Volume Ii Part 28 (2/2)

Honorine lowered her eyes, but she let her arm rest on the dog, as if to ask him not to leave her. A few seconds later Paul had halted in front of the young woman; and his dog gazed at him earnestly, without moving from his place, as if to say: ”I am very comfortable here!”

”Really, madame, I am afraid that Ami presumes too far upon your kindness to him,” said Paul, as he bowed to Honorine; ”he is altogether too unceremonious; you should send him away.”

”Oh! monsieur, why should I send the good dog away, when he shows such a friendly feeling for me? it is not such a common thing; and one can depend upon it in his case, I fancy?”

”Oh! yes, yes! and in no other!”

”Do you really mean that you make no other exception, monsieur? It must be very melancholy to think that no one can ever have a friendly feeling for one!”

Paul made no reply; he remained standing in front of the young woman; but he gazed fixedly at his dog and seemed to be studying the contented expression that he read in his eyes.

”Monsieur,” said Honorine after a moment, ”if you care to rest a while, this tree trunk on which I am sitting is quite large enough for two. I do not ask you to come into the house, although it is within a few steps; for, as you have never deigned to accept our invitations, I am bound to presume that they do not please you.”

Ami's master made no reply, but he seated himself on the tree trunk, beside the young woman; and his dog, who had followed him with his eyes, stretched out one of his paws and rested it on his master, looking at him with an expression of the greatest satisfaction.

Honorine waited expecting that her neighbor would speak to her, but he maintained silence and seemed absorbed in his reflections.

The young woman, who was very desirous to talk, decided to begin.

”Have you lived in this part of the country long, monsieur?”

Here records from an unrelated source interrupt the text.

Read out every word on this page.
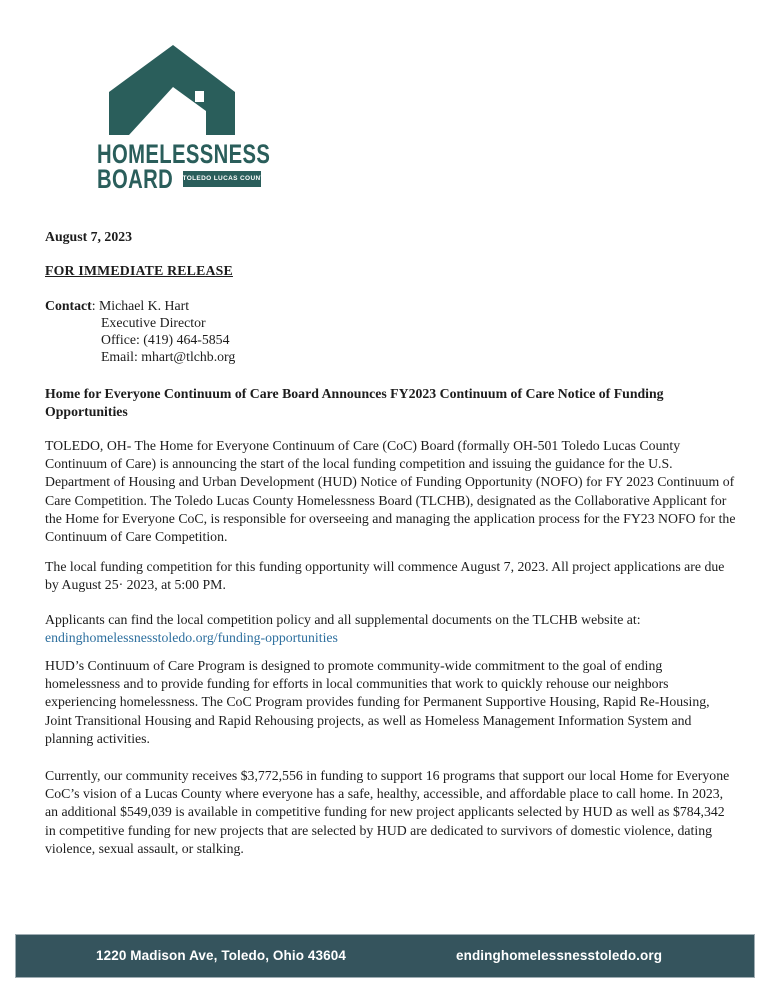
HOMELESSNESS
BOARD TOLEDO LUCAS COUNTY
August 7, 2023
FOR IMMEDIATE RELEASE
Contact: Michael K. Hart
Executive Director
Office: (419) 464-5854
Email: mhart@tlchb.org
Home for Everyone Continuum of Care Board Announces FY2023 Continuum of Care Notice of Funding Opportunities
TOLEDO, OH- The Home for Everyone Continuum of Care (CoC) Board (formally OH-501 Toledo Lucas County Continuum of Care) is announcing the start of the local funding competition and issuing the guidance for the U.S. Department of Housing and Urban Development (HUD) Notice of Funding Opportunity (NOFO) for FY 2023 Continuum of Care Competition. The Toledo Lucas County Homelessness Board (TLCHB), designated as the Collaborative Applicant for the Home for Everyone CoC, is responsible for overseeing and managing the application process for the FY23 NOFO for the Continuum of Care Competition.
The local funding competition for this funding opportunity will commence August 7, 2023. All project applications are due by August 25· 2023, at 5:00 PM.
Applicants can find the local competition policy and all supplemental documents on the TLCHB website at:
endinghomelessnesstoledo.org/funding-opportunities
HUD’s Continuum of Care Program is designed to promote community-wide commitment to the goal of ending homelessness and to provide funding for efforts in local communities that work to quickly rehouse our neighbors experiencing homelessness. The CoC Program provides funding for Permanent Supportive Housing, Rapid Re-Housing, Joint Transitional Housing and Rapid Rehousing projects, as well as Homeless Management Information System and planning activities.
Currently, our community receives $3,772,556 in funding to support 16 programs that support our local Home for Everyone CoC’s vision of a Lucas County where everyone has a safe, healthy, accessible, and affordable place to call home. In 2023, an additional $549,039 is available in competitive funding for new project applicants selected by HUD as well as $784,342 in competitive funding for new projects that are selected by HUD are dedicated to survivors of domestic violence, dating violence, sexual assault, or stalking.
1220 Madison Ave, Toledo, Ohio 43604	endinghomelessnesstoledo.org
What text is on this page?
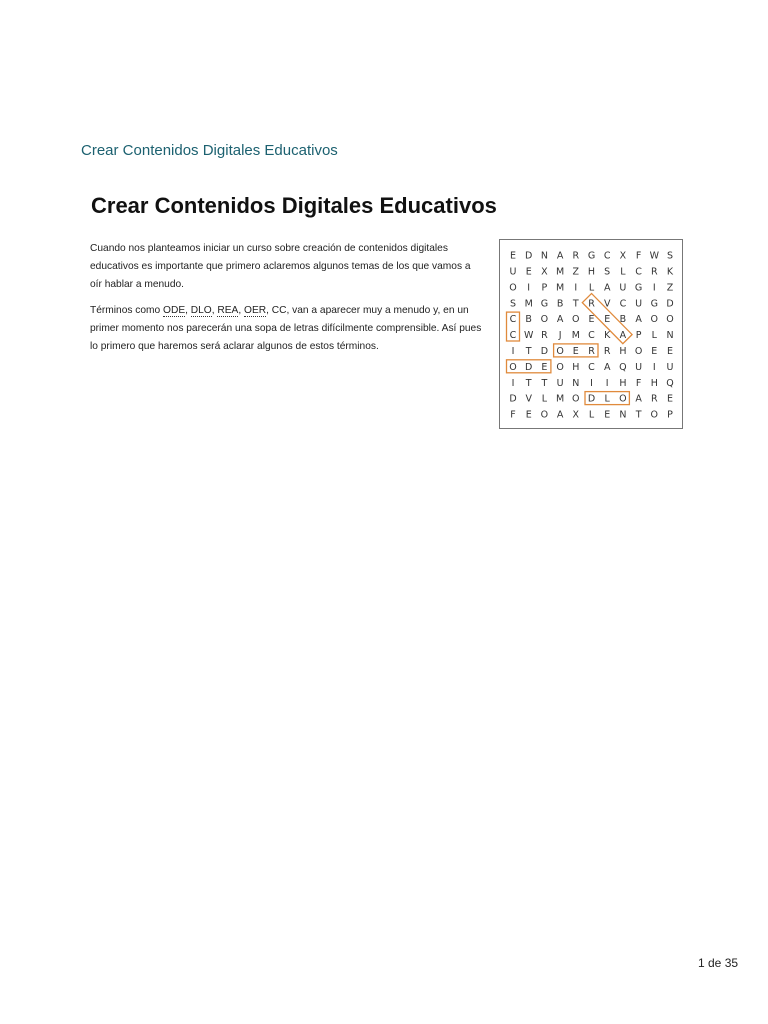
Crear Contenidos Digitales Educativos
Crear Contenidos Digitales Educativos

Cuando nos planteamos iniciar un curso sobre creación de contenidos digitales educativos es importante que primero aclaremos algunos temas de los que vamos a oír hablar a menudo.

Términos como ODE, DLO, REA, OER, CC, van a aparecer muy a menudo y, en un primer momento nos parecerán una sopa de letras difícilmente comprensible. Así pues lo primero que haremos será aclarar algunos de estos términos.

E D N A R G C X F W S
U E X M Z H S L C R K
O I P M I L A U G I Z
S M G B T R V C U G D
C B O A O E E B A O O
C W R J M C K A P L N
I T D O E R R H O E E
O D E O H C A Q U I U
I T T U N I I H F H Q
D V L M O D L O A R E
F E O A X L E N T O P
1 de 35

”A little more than nine years, madame.”

”And you live alone on your estate?”

”Practically alone.”

”You abandoned the world very young.”

”One finds it easy to leave what one despises!”

”Oh! pray let me believe, monsieur, that that contempt does not include the whole world.”

”Doubtless there are exceptions, madame; but I have been so cruelly tried, that I am quite justified in entertaining a bad opinion of men.”

”And of women too, perhaps?”

”Of women even more!”

”Really? And because one woman deceived you, you despise them all! Allow me to tell you, monsieur, that all women are not alike!”

”They have all been alike to me, however!”

”Ah! you have been deceived by several?”

”So long as it is only a matter of pleasure--of follies, if you will--one can always make excuses, forgive; but there is a kind of treachery that reaches the heart, that has deplorable, heartrending consequences, and that leads to irreparable disasters! Ah! that sort of treachery one never forgives!”

”No; but one pours out his grief upon the bosom of a friend, who comforts one, who strives to make one forget one's suffering, or at least to alleviate it.”